На душе было удивительно спокойно. Чуда не могло быть. Каждый это знал и хотел как можно дороже отдать свою жизнь. Стреляли из автоматов одиночными выстрелами, без промаха, наверняка…
И тут заработала артиллерия с Тамани. Она накрыла врагов дождем осколков. Но это было только начало возмездия. Двадцать один штурмовик с бреющего полета добавил огня. А мы все приближались, идя за огневым валом.
Прилетели два самолета, сбросили дымовую завесу, словно туманом затянувшую берег. К нему подходило одно судно. Немецкая артиллерия била по кораблю. Находясь на высотах, мы видели весь ужас положения, в котором недавно были сами.
— Комдив прибыл! — кричали солдаты…"
К этим словам Сергея Борзенко мне остается лишь добавить: двадцать один штурмовик над Эльтигеном — это все, что могло тогда взлететь в жуткую грязь. Дымовые завесы, прикрывавшие подход мотобота с комдивом В. Ф. Гладковым и командирами полков, ставили тоже штурмовики. В числе летчиков, снижавшихся до самой земли и буквально ходивших по головам фрицев, были наш Дед, Саша Руденко, Борис Папов и Костя Аверьянов. Мне тоже надолго запомнился наземный ад у Эльтигена…
Десант у Эльтигена оттянул от Керчи до двух дивизий немцев. Это позволило выполнить дальнейший план десантной операции — высадить главные силы 56-й армии на полуостров Еникале, севернее Керчи. Две наши дивизии форсировали с косы Чушки узкий пролив. Но штормовая погода, стоявшая целый месяц, и недостаток плавсредств не позволили быстро переправить на плацдарм танки и тяжелые орудия. Противник имел подавляющее превосходство в живой силе и технике: пять его отборных дивизий сражались против наших двух. Для расширения плацдарма на полуострове Еникале пришлось высаживать вспомогательные десанты со стороны Азовского моря. Все это отвлекло и без того незначительные силы флота и ослабило снабжение эльтигенского десанта. Эта задача была возложена на авиацию. Штурмовикам часто приходилось летать без бомб. Вместо них подвешивали контейнеры с грузовыми парашютами: сбрасывали боеприпасы, продовольствие, медикаменты. По ночам с такой же задачей летали летчицы полка Бершанской. Они приноровились: заранее набирали высоту, при подходе к Эльтигену сбавляли обороты и неслышно планировали. Иногда сверху из темноты раздавался крик:
— Братишки, получайте!
Десантники всех летчиц звали Марусями.

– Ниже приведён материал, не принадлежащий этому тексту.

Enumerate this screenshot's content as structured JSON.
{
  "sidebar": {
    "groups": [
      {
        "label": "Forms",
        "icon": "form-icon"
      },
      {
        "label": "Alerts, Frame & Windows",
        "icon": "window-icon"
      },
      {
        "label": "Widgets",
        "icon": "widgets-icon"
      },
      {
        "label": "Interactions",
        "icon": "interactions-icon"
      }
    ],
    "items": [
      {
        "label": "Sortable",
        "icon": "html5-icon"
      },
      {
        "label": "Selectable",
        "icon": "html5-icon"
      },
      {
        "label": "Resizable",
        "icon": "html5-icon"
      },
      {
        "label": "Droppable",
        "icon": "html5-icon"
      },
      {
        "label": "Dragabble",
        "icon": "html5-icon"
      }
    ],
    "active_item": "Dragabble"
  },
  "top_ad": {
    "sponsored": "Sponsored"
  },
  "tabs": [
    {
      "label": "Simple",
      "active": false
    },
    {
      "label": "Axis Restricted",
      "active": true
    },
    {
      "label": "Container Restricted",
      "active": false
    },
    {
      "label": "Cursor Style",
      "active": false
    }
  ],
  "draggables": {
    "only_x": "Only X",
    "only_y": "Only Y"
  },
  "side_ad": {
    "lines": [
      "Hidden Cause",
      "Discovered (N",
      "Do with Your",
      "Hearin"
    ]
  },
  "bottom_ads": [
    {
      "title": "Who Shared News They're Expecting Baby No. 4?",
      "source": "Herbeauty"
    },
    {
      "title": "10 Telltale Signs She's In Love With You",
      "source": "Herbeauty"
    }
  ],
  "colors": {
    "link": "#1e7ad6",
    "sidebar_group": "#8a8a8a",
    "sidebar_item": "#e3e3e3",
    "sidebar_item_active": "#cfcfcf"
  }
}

Заслышав в темноте слабые выхлопы мотора, они подсказывали:
— Маруся, бросай сюда!
Немцы и румыны, сидевшие поблизости в окопах, в свою очередь, горланили: "Марюсья, суда, суда!"
Новороссийцы защищали совсем небольшой клочок земли, трудно было ночью учесть силу и направление ветра, чтобы по-снайперски сбросить груз, поэтому гостинцы с неба иногда перепадали и противнику.
Не легче приходилось и штурмовикам: они хоть и действовали днем, но имели значительно большую скорость. Парашюты частенько сносило ветром — то в пролив, то на нейтральную полосу.
А как ждала с неба медикаментов Люся! Ни у нее, ни у единственного ее подчиненного — санитара дяди Кузьмы не оставалось в запасе бинтов: перевязочным материалом служили нестираные полоски от солдатского белья. Не хватало пресной воды для раненых. Дождевую воду собирали в развешанные над окопами плащ-накидки. Первым додумался до этого дядя Кузьма.
Позади месяц боев. На плацдарме не стало вторых эшелонов и резервов — все, кроме тяжело раненных, находились в первой линии. Когда шел бой, Люся с Кузьмой тоже вели огонь. А после очередной контратаки принимались за свою работу: выносили раненых с нейтральной полосы.
Дождутся темноты и слушают:
— Люся, сюда, Люся…
Люся ползла на зов. Она вытаскивала раненых с оружием на плащ-накидке или выволакивала, подхватив одной рукой под мышки.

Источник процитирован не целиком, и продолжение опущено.